北海道や青森県でブリの大漁が続いている。北海道・函館市は古くから〝イカの街〟として知られるが、ここ数年は地元住民がブリの食文化づくりに着手し、〝ブリの街〟に変貌しようとしている。
「スルメイカの記録的な不漁が続く中、2010年以降はブリ漁獲量が年々急増。19年には特産のスルメイカを上回りました」(漁業情報センター関係者)
中国漁船は能登半島沖の好漁場「大和堆」で違法操業を行い、年末は津軽海峡に北上するスルメイカを待ち受け、日本漁船が操業している海域の西側で根こそぎ捕獲してしまう。
「中国漁船は違法操業で、年間15万トンのスルメイカを乱獲している。日本の漁獲量の10倍に上るため、函館市は大打撃を受けてきました」(水産庁関係者)
函館市内のグルメライターによると、「函館市場の名物はイカの活き造りですが、イカの不漁で値段を上げざるを得ない。客足が遠のいて廃業する店も出ています」という。
海の異変は明らか…
また、北海道では地球温暖化の影響で海水温が上昇し、イカだけではなくサンマや秋鮭の不漁が続いている。一方、オホーツク海ではブリやマグロの群れに加えて南の海に生息するシイラが獲れるなど、海に異変が起こっている。
函館市など11市町村を含む「渡島総合振興局」によると、管内でのブリの漁獲量は08年に325トンだったが、20年には34倍超えの1万1128トン。今年も豊漁が続いており、渡島管内が漁獲の6割を占めて、ブリの一大産地になっている。

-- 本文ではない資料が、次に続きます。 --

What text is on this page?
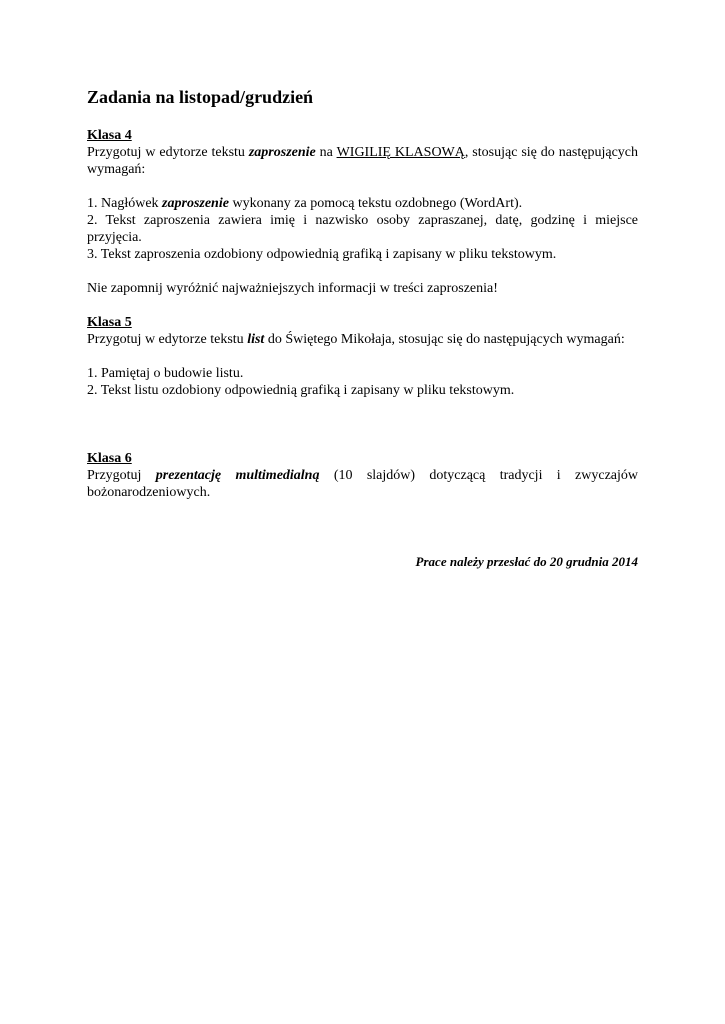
Zadania na listopad/grudzień
Klasa 4

Przygotuj w edytorze tekstu zaproszenie na WIGILIĘ KLASOWĄ, stosując się do następujących wymagań:

1. Nagłówek zaproszenie wykonany za pomocą tekstu ozdobnego (WordArt).
2. Tekst zaproszenia zawiera imię i nazwisko osoby zapraszanej, datę, godzinę i miejsce przyjęcia.
3. Tekst zaproszenia ozdobiony odpowiednią grafiką i zapisany w pliku tekstowym.

Nie zapomnij wyróżnić najważniejszych informacji w treści zaproszenia!

Klasa 5

Przygotuj w edytorze tekstu list do Świętego Mikołaja, stosując się do następujących wymagań:

1. Pamiętaj o budowie listu.
2. Tekst listu ozdobiony odpowiednią grafiką i zapisany w pliku tekstowym.
Klasa 6

Przygotuj prezentację multimedialną (10 slajdów) dotyczącą tradycji i zwyczajów bożonarodzeniowych.

Prace należy przesłać do 20 grudnia 2014
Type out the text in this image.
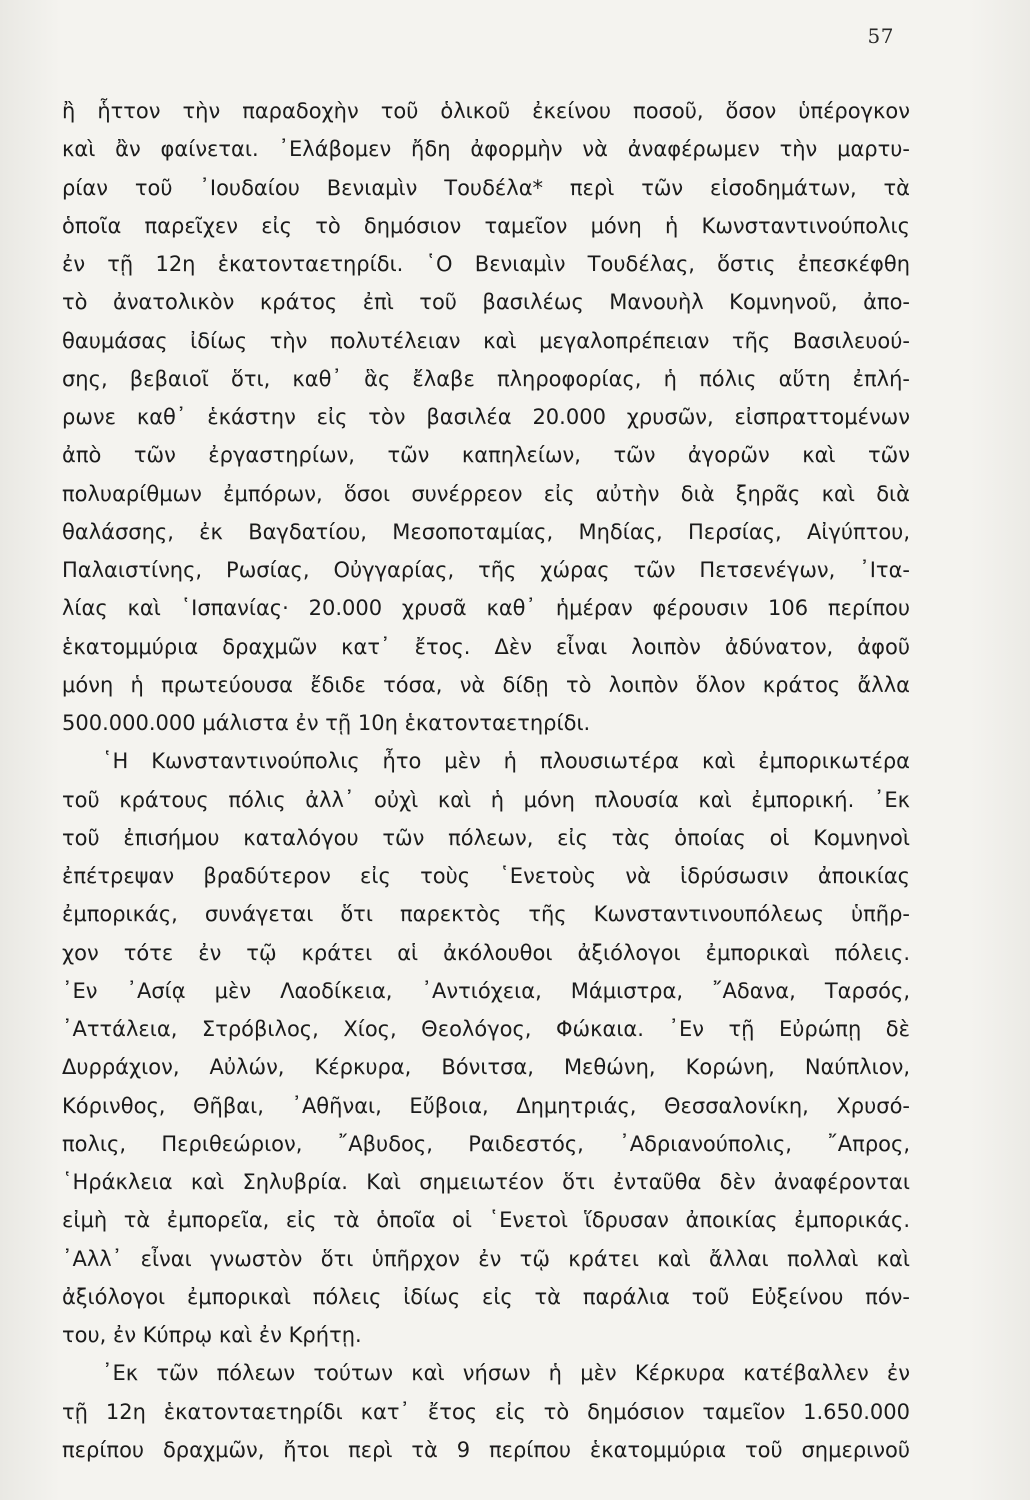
57
ἢ ἧττον τὴν παραδοχὴν τοῦ ὁλικοῦ ἐκείνου ποσοῦ, ὅσον ὑπέρογκον
καὶ ἂν φαίνεται. ᾿Ελάβομεν ἤδη ἀφορμὴν νὰ ἀναφέρωμεν τὴν μαρτυ-
ρίαν τοῦ ᾿Ιουδαίου Βενιαμὶν Τουδέλα* περὶ τῶν εἰσοδημάτων, τὰ
ὁποῖα παρεῖχεν εἰς τὸ δημόσιον ταμεῖον μόνη ἡ Κωνσταντινούπολις
ἐν τῇ 12η ἑκατονταετηρίδι. ῾Ο Βενιαμὶν Τουδέλας, ὅστις ἐπεσκέφθη
τὸ ἀνατολικὸν κράτος ἐπὶ τοῦ βασιλέως Μανουὴλ Κομνηνοῦ, ἀπο-
θαυμάσας ἰδίως τὴν πολυτέλειαν καὶ μεγαλοπρέπειαν τῆς Βασιλευού-
σης, βεβαιοῖ ὅτι, καθ᾿ ἃς ἔλαβε πληροφορίας, ἡ πόλις αὕτη ἐπλή-
ρωνε καθ᾿ ἑκάστην εἰς τὸν βασιλέα 20.000 χρυσῶν, εἰσπραττομένων
ἀπὸ τῶν ἐργαστηρίων, τῶν καπηλείων, τῶν ἀγορῶν καὶ τῶν
πολυαρίθμων ἐμπόρων, ὅσοι συνέρρεον εἰς αὐτὴν διὰ ξηρᾶς καὶ διὰ
θαλάσσης, ἐκ Βαγδατίου, Μεσοποταμίας, Μηδίας, Περσίας, Αἰγύπτου,
Παλαιστίνης, Ρωσίας, Οὐγγαρίας, τῆς χώρας τῶν Πετσενέγων, ᾿Ιτα-
λίας καὶ ῾Ισπανίας· 20.000 χρυσᾶ καθ᾿ ἡμέραν φέρουσιν 106 περίπου
ἑκατομμύρια δραχμῶν κατ᾿ ἔτος. Δὲν εἶναι λοιπὸν ἀδύνατον, ἀφοῦ
μόνη ἡ πρωτεύουσα ἔδιδε τόσα, νὰ δίδῃ τὸ λοιπὸν ὅλον κράτος ἄλλα
500.000.000 μάλιστα ἐν τῇ 10η ἑκατονταετηρίδι.
῾Η Κωνσταντινούπολις ἦτο μὲν ἡ πλουσιωτέρα καὶ ἐμπορικωτέρα
τοῦ κράτους πόλις ἀλλ᾿ οὐχὶ καὶ ἡ μόνη πλουσία καὶ ἐμπορική. ᾿Εκ
τοῦ ἐπισήμου καταλόγου τῶν πόλεων, εἰς τὰς ὁποίας οἱ Κομνηνοὶ
ἐπέτρεψαν βραδύτερον εἰς τοὺς ῾Ενετοὺς νὰ ἱδρύσωσιν ἀποικίας
ἐμπορικάς, συνάγεται ὅτι παρεκτὸς τῆς Κωνσταντινουπόλεως ὑπῆρ-
χον τότε ἐν τῷ κράτει αἱ ἀκόλουθοι ἀξιόλογοι ἐμπορικαὶ πόλεις.
᾿Εν ᾿Ασίᾳ μὲν Λαοδίκεια, ᾿Αντιόχεια, Μάμιστρα, ῎Αδανα, Ταρσός,
᾿Αττάλεια, Στρόβιλος, Χίος, Θεολόγος, Φώκαια. ᾿Εν τῇ Εὐρώπῃ δὲ
Δυρράχιον, Αὐλών, Κέρκυρα, Βόνιτσα, Μεθώνη, Κορώνη, Ναύπλιον,
Κόρινθος, Θῆβαι, ᾿Αθῆναι, Εὔβοια, Δημητριάς, Θεσσαλονίκη, Χρυσό-
πολις, Περιθεώριον, ῎Αβυδος, Ραιδεστός, ᾿Αδριανούπολις, ῎Απρος,
῾Ηράκλεια καὶ Σηλυβρία. Καὶ σημειωτέον ὅτι ἐνταῦθα δὲν ἀναφέρονται
εἰμὴ τὰ ἐμπορεῖα, εἰς τὰ ὁποῖα οἱ ῾Ενετοὶ ἵδρυσαν ἀποικίας ἐμπορικάς.
᾿Αλλ᾿ εἶναι γνωστὸν ὅτι ὑπῆρχον ἐν τῷ κράτει καὶ ἄλλαι πολλαὶ καὶ
ἀξιόλογοι ἐμπορικαὶ πόλεις ἰδίως εἰς τὰ παράλια τοῦ Εὐξείνου πόν-
του, ἐν Κύπρῳ καὶ ἐν Κρήτῃ.
᾿Εκ τῶν πόλεων τούτων καὶ νήσων ἡ μὲν Κέρκυρα κατέβαλλεν ἐν
τῇ 12η ἑκατονταετηρίδι κατ᾿ ἔτος εἰς τὸ δημόσιον ταμεῖον 1.650.000
περίπου δραχμῶν, ἤτοι περὶ τὰ 9 περίπου ἑκατομμύρια τοῦ σημερινοῦ
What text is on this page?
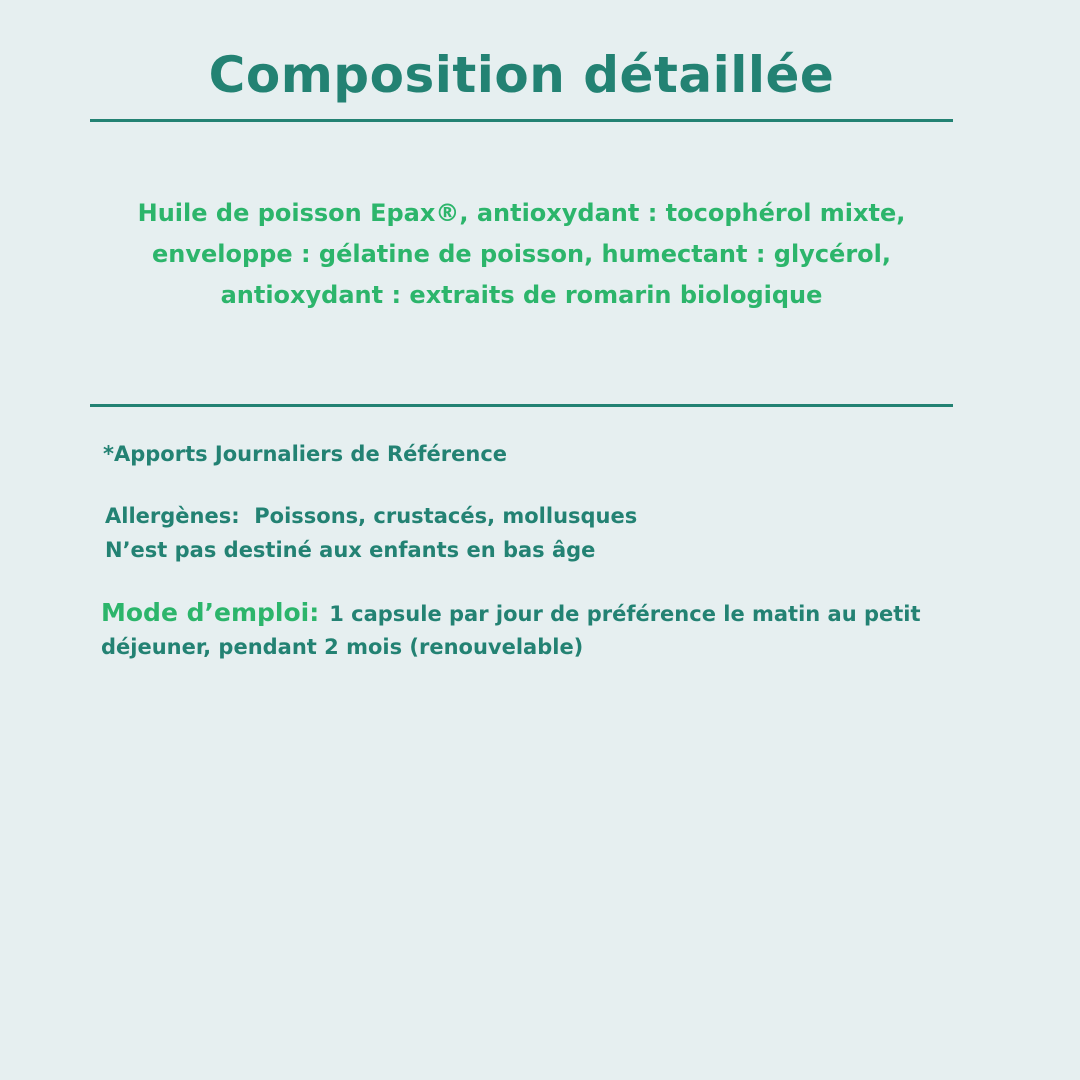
Composition détaillée

Huile de poisson Epax®, antioxydant : tocophérol mixte,
enveloppe : gélatine de poisson, humectant : glycérol,
antioxydant : extraits de romarin biologique

*Apports Journaliers de Référence

Allergènes: Poissons, crustacés, mollusques
N’est pas destiné aux enfants en bas âge

Mode d’emploi: 1 capsule par jour de préférence le matin au petit déjeuner, pendant 2 mois (renouvelable)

イカの不漁が続く函館市にとって、ブリの豊漁は願ってもないビッグチャンス。地元は飲食店とコラボしたメニュー作りや『ブリフェス』などを開催している。
「その中で生まれたのが、新グルメの『函館ブリたれカツバーガー』なんです。赤カブ千枚漬け、真昆布のペーストなど、ブリ以外にも地元の食材を取り入れ、若者にも好評ですよ」(道内のグルメライター)
函館市がイカの街からブリの街に変わるのは、至極賢明かもしれない。